The White House is said to be considering changes to federal worker pension plans.
NEW YORK (CNNMoney) -- Already enduring a two-year pay freeze, federal workers are once again in the crosshairs of a plan designed to cut government spending.
This time, their retirement packages are on the line.
At least one union has held discussions in recent days with officials from the White House, the Office of Management and Budget and Office of Personnel Management about changes to pensions.
At issue: A debt ceiling deal that could sharply increase the amount federal workers are expected to contribute to their own retirement packages.
For government workers, the prospect of additional cuts come at a time when they're already feeling picked on. Late last year, President Obama requested, and Congress approved, a two-year pay freeze for federal workers.
"I did not reach this decision easily. This is not a line item on a federal ledger; these are people's lives," Obama said at the time.
The prospect of seeing their compensation whacked twice in a year has the unions seeing red.
"Instead of making any serious effort to address the deficit, Washington politicians have decided to take a second drink at the federal employees' well," said William Dougan, president of the 110,000-member National Federation of Federal Employees, which said it has met with the administration.
The two-year pay freeze was considered a preemptive strike against the burgeoning federal deficit and was carried out by the White House.
Now Vice President Joe Biden is working with lawmakers from both parties on a deal to raise the debt ceiling and cut spending at the same time.
While the nitty-gritty details being discussed by Biden's group have not been made public, proposals have been floating around Washington for months.
Last December, the president's fiscal commission described federal and military pensions as "out of line" with private sector benefit packages, and recommended changes that would save $70 billion over 10 years.
For example, it proposed changing the formula for how pensions are calculated. The panel also suggested cutting back on cost of living adjustments for current retirees.
But the bulk of the savings under the commission's plan -- $51 billion through 2020 -- would be achieved by asking employees to kick in more to fund their pension plans.
Complicating matters for federal workers and their unions is the fact that key players on both sides of the aisle think their compensation is overly generous.
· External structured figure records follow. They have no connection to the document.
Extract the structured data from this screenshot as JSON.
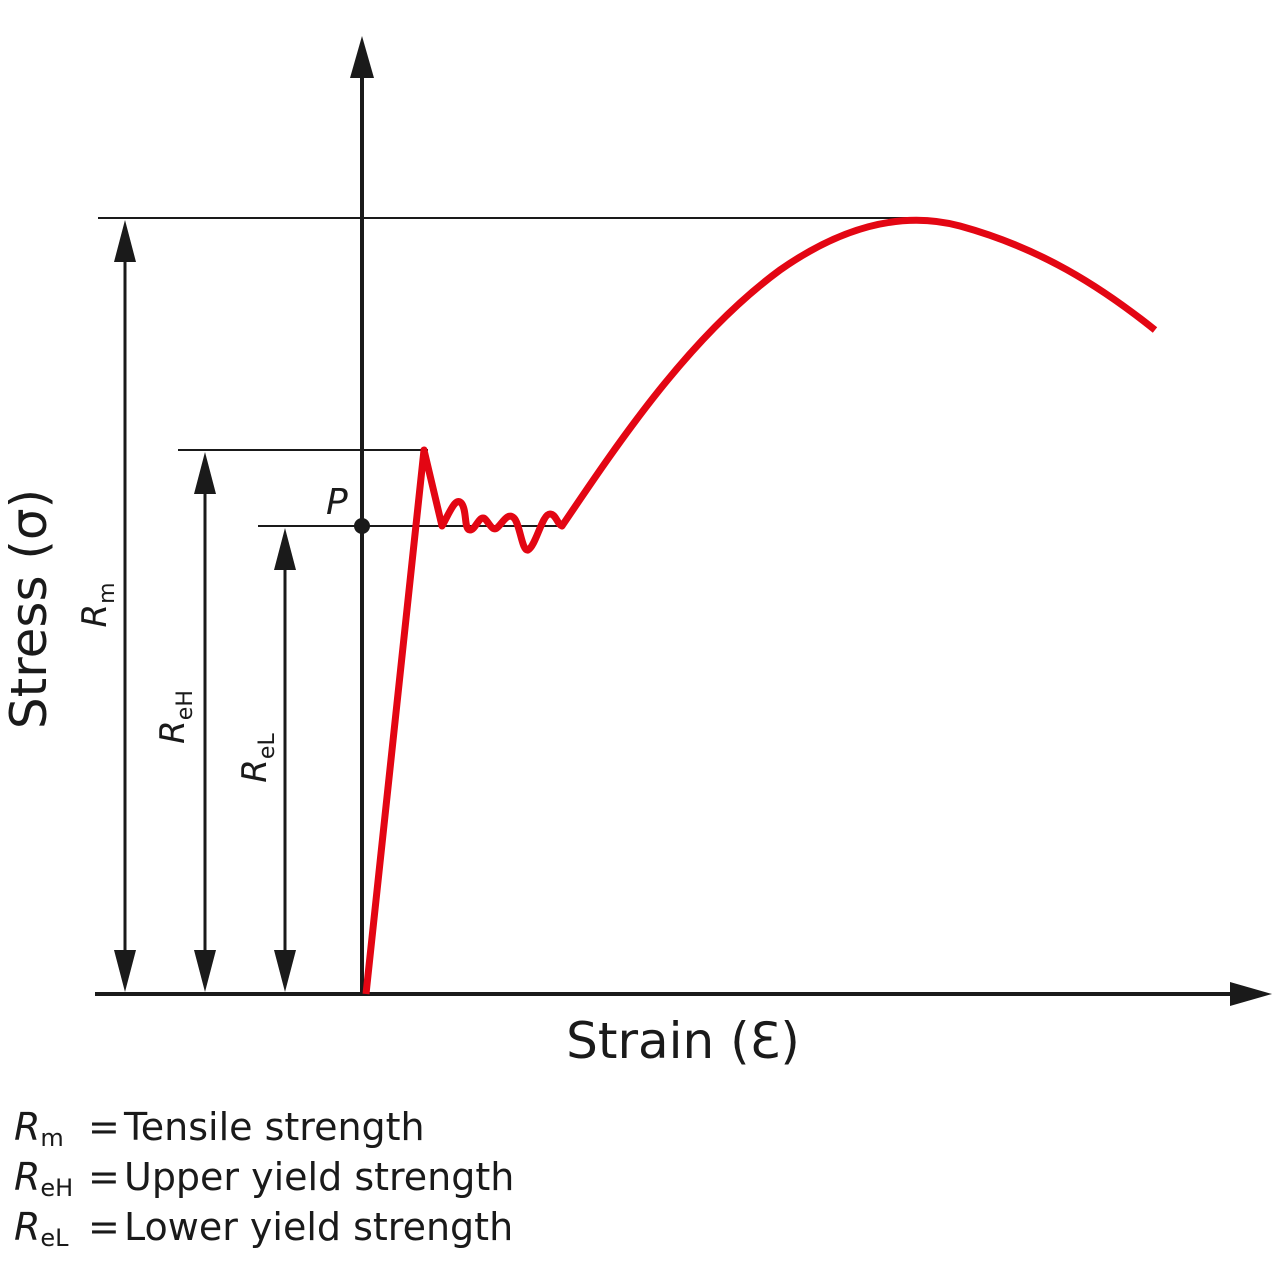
{
  "diagram": {
    "x_axis_label": "Strain (Ɛ)",
    "y_axis_label": "Stress (σ)",
    "point_label": "P",
    "curve_color": "#e30613",
    "line_color": "#1a1a1a",
    "dimensions": [
      {
        "symbol": "R",
        "subscript": "m"
      },
      {
        "symbol": "R",
        "subscript": "eH"
      },
      {
        "symbol": "R",
        "subscript": "eL"
      }
    ]
  },
  "legend": [
    {
      "symbol": "R",
      "subscript": "m",
      "equals": "=",
      "text": "Tensile strength"
    },
    {
      "symbol": "R",
      "subscript": "eH",
      "equals": "=",
      "text": "Upper yield strength"
    },
    {
      "symbol": "R",
      "subscript": "eL",
      "equals": "=",
      "text": "Lower yield strength"
    }
  ]
}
Third Way, a Democratic think tank, said in a policy paper that federal employees "enjoy one of the most generous retirement plans in the country."
Workers hired after 1986 contribute only $1 toward their pension for every $14 kicked in by the government, according to Third Way. And those workers also can collect Social Security benefits and contribute to a 401k-style plan with an employer match.
At the same time, Third Way says the plans are not "opulent," just more generous than what other middle-class families collect in the private sector.
In March, Senate Republicans Richard Burr and Tom Coburn introduced legislation that would entirely eliminate pensions for government employees. They would still collect Social Security and hold 401k-style accounts.
The White House is unlikely to back such an aggressive plan, but may be more amenable to a proposal that shifted more of the burden to workers.
The administration did not respond to requests for comment.
But a plan that forced workers to contribute more would mean a de-facto pay cut -- a prospect Dougan said he would fight.